While some progress has been made to slow Medicare readmissions, a recent JAMA article indicates that readmission reduction has stalled to less than 0.1% improvement from 2013 to 2016 as executives came to realize that the cost of current readmission reduction practices can outweigh the penalties themselves. This is despite the fact that numerous studies show that up to 75% of readmissions may be preventable.
In this talk, I argue that hospitals are attacking the right triggers for readmission, but are doing so in a cost-inefficient manner, leading many to abandon readmission reduction programs and simply accept the penalties, as hypothesized in recent OM literature.  

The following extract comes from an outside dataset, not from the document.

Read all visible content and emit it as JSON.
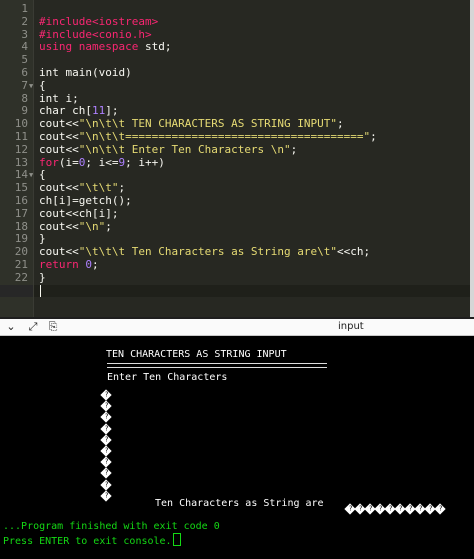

I will begin by describing a longitudinal model of the patient’s health condition that extends classical models of machine maintenance. This model is used as a building block for the optimal design of post-discharge monitoring schedules (phone calls and office visits), with a brief discussion of staffing. The methods employed involve stochastic modeling and analysis and non-linear optimization. I will present some managerial insights for discharge planners and discuss the efficacy of the method in a case study of a high readmission patient group. Then I will briefly present some preliminary results from a pilot study at a partner hospital that demonstrates an average 19% reduction in readmission rate. I conclude the talk by discussing future directions for readmission research and the role of inpatient interventions and an ongoing partnership with a hospital to implement these new methods.